Five of 7659 (0.065%) consecutive TJA patients from 2010 to 2015 developed delirium. A total of 422 patients were identified as high risk. All 5 patients who suffered delirium were within the high risk group. No low or medium risk patients suffered a delirium complication. Three (0.039%) patients suffered drug-induced delirium, 1 (0.013%) had delirium related to alcohol withdrawal, and 1 (0.013%) had delirium after a systemic infection.
This protocol is effective in identifying patients at high delirium risk and diminishing the incidence of this complication by utilizing a simple screening tool and perioperative protocol.
谵妄是老年患者接受全关节置换术(TJA)的常见并发症。其发病率报告从 4%到 53%不等。医疗保险和医疗补助服务中心认为 TJA 后谵妄是“从不发生的事件”。本研究的目的是评估一种简单的围手术期方案,用于识别谵妄风险患者并预防 TJA 后谵妄的发生。

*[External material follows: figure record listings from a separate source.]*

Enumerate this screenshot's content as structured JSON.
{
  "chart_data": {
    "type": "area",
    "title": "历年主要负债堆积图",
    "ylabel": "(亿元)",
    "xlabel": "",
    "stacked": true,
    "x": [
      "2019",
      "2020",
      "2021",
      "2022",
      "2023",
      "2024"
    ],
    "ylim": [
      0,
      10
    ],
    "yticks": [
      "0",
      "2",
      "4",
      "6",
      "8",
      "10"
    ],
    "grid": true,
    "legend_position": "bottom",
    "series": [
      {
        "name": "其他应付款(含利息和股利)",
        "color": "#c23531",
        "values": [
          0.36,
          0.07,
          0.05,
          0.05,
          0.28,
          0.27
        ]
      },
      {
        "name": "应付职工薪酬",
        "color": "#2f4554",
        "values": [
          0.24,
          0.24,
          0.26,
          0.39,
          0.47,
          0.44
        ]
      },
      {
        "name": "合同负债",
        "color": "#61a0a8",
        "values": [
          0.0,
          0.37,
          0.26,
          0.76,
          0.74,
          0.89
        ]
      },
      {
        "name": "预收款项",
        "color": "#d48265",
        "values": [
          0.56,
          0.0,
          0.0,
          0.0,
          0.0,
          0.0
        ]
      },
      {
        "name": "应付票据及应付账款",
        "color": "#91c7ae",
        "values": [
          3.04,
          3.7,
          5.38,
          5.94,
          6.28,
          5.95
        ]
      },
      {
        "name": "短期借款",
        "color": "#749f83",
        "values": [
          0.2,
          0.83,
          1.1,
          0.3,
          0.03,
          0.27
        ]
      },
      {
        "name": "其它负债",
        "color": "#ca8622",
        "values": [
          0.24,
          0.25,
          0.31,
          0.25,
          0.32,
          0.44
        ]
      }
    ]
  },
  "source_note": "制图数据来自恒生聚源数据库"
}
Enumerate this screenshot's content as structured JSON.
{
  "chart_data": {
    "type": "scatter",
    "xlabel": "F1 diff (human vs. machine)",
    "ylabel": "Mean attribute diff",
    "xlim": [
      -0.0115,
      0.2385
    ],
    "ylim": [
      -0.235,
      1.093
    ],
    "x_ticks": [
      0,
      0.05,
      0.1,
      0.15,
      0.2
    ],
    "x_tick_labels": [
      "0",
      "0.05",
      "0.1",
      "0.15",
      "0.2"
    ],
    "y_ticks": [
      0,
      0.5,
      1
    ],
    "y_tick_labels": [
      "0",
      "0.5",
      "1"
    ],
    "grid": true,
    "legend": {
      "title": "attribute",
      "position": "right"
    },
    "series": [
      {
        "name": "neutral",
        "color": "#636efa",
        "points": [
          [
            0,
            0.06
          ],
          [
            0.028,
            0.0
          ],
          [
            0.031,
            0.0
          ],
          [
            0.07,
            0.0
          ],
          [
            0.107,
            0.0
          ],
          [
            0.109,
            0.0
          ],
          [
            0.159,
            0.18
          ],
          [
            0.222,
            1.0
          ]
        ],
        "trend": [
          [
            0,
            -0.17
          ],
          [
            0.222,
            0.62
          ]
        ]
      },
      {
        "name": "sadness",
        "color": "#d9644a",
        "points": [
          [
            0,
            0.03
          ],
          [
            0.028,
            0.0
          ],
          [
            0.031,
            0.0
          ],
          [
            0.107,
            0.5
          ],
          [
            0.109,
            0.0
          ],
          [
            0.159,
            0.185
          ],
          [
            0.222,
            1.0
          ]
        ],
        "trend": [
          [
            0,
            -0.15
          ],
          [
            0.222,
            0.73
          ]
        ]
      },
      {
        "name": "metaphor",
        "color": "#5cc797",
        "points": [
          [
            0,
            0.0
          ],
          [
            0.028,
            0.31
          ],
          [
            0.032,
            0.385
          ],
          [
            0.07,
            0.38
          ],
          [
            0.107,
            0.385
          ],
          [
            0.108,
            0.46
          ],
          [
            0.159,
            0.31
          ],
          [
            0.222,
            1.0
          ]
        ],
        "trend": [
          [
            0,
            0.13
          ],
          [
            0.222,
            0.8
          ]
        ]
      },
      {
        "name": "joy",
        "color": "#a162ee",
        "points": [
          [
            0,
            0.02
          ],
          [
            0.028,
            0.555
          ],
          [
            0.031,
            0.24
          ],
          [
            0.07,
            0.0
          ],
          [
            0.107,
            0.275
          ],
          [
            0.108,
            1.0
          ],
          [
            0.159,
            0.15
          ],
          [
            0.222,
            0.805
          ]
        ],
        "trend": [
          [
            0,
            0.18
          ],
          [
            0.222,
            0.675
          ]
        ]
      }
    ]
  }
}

我们小组制定了一项方案,以识别和预防接受 TJA 的患者发生谵妄。所有患者均在术前评估中进行筛查和评分,评分标准包括年龄、健忘史、激越或视幻觉史、跌倒史、术后意识混乱史以及无法进行高级脑功能。患者在简单的心理检查中进行评分。患者被分为低危、中危或高危。被确定为高危的患者将被纳入谵妄预防方案,该方案最大限度地减少了麻醉药物的使用,强调了护理的参与和液体的给予。
2010 年至 2015 年期间,7659 例连续 TJA 患者中有 5 例(0.065%)发生谵妄。共有 422 例患者被确定为高危。所有 5 例发生谵妄的患者均在高危组。无低危或中危患者发生谵妄并发症。3 例(0.039%)患者发生药物性谵妄,1 例(0.013%)患者因酒精戒断引起谵妄,1 例(0.013%)患者因全身感染引起谵妄。
该方案通过使用简单的筛查工具和围手术期方案,有效识别高谵妄风险患者,并降低了该并发症的发生率。